Es por esa grabación —y porque tiene un recibo que prueba que ingresó ante la Dirección General de Centros Penales US$90 para gastos de su marido en la cárcel— que está convencida de que su esposo pasa sus días en una de las 256 celdas de la gigantesca prisión.
Vista aérea del Centro de Confinamiento del Terrorismo/Presidencia de El Salvador.
Tras la bullada apertura, pero antes de los traslados de prisioneros, varios medios ingresaron al Cecot, pero la información pública de las condiciones en que viven los allí ingresados es escasa, sino inexistente .
L cadena BBC de Londres recibió una negativa a su solicitud de visitarla. Y hasta el momento de publicación de este reportaje, la entrevista pedida al presidente Bukele u otro representante del Ejecutivo para hablar de las preguntas surgidas en los últimos meses sigue “pendiente”.
Pero a partir de videos (del gobierno y de la prensa) fotografías, entrevistas con autoridades y datos contrastados por un técnico involucrado en la construcción y cuya identidad no revelamos por seguridad, hemos recreado detalles de la megacárcel para intentar dar mayor contexto de su dimensión.
Los metros cuadrados que cada preso tendría es precisamente una de las interrogantes sobre la que no se ha obtenido respuesta.
De acuerdo a lo afirmado por Héctor Saldaña, ingeniero de Centrales Penales de El Salvador, en una entrevista con la revista colombiana Semana realizada dentro del Cecot, “cumplimos las normas internacionales a nivel latinoamericano (…) Damos el cumplimiento de más de 2,5 metros cuadrado por privado de libertad”.

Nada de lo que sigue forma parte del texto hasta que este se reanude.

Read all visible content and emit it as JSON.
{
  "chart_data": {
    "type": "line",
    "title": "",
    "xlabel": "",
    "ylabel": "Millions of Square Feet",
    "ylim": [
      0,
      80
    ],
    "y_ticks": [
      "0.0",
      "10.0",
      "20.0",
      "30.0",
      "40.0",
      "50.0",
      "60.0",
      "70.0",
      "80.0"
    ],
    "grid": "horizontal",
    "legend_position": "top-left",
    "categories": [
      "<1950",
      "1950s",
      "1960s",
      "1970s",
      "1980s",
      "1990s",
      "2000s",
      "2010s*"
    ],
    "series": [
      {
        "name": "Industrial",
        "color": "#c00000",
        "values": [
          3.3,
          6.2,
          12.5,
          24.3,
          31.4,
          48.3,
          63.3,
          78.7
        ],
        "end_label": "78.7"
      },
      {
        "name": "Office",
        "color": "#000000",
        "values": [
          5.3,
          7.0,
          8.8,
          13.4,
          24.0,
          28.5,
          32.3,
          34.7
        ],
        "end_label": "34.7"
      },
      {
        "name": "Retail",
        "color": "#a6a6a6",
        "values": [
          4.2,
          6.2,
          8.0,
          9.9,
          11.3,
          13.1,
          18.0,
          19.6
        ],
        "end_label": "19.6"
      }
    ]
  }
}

Pero planos vistos indican que cada celda mide 7,4 por 12,30 metros, es decir 91,02 metros cuadrados, lo que se traduce en apenas 0,58 metros cuadrados por persona.
El Comité Internacional de la Cruz Roja recomienda 3,4 metros cuadrados por prisionero en una celda grupal, según la última edición de su guía sobre agua, saneamiento, higiene y hábitat en prisiones.
Esas recomendaciones están dirigidas a autoridades de todo el mundo, si bien la Cruz Roja mantiene conversaciones privadas y unilaterales con gobiernos y esos intercambios, así como cualquier recomendación específica, tienen carácter confidencial.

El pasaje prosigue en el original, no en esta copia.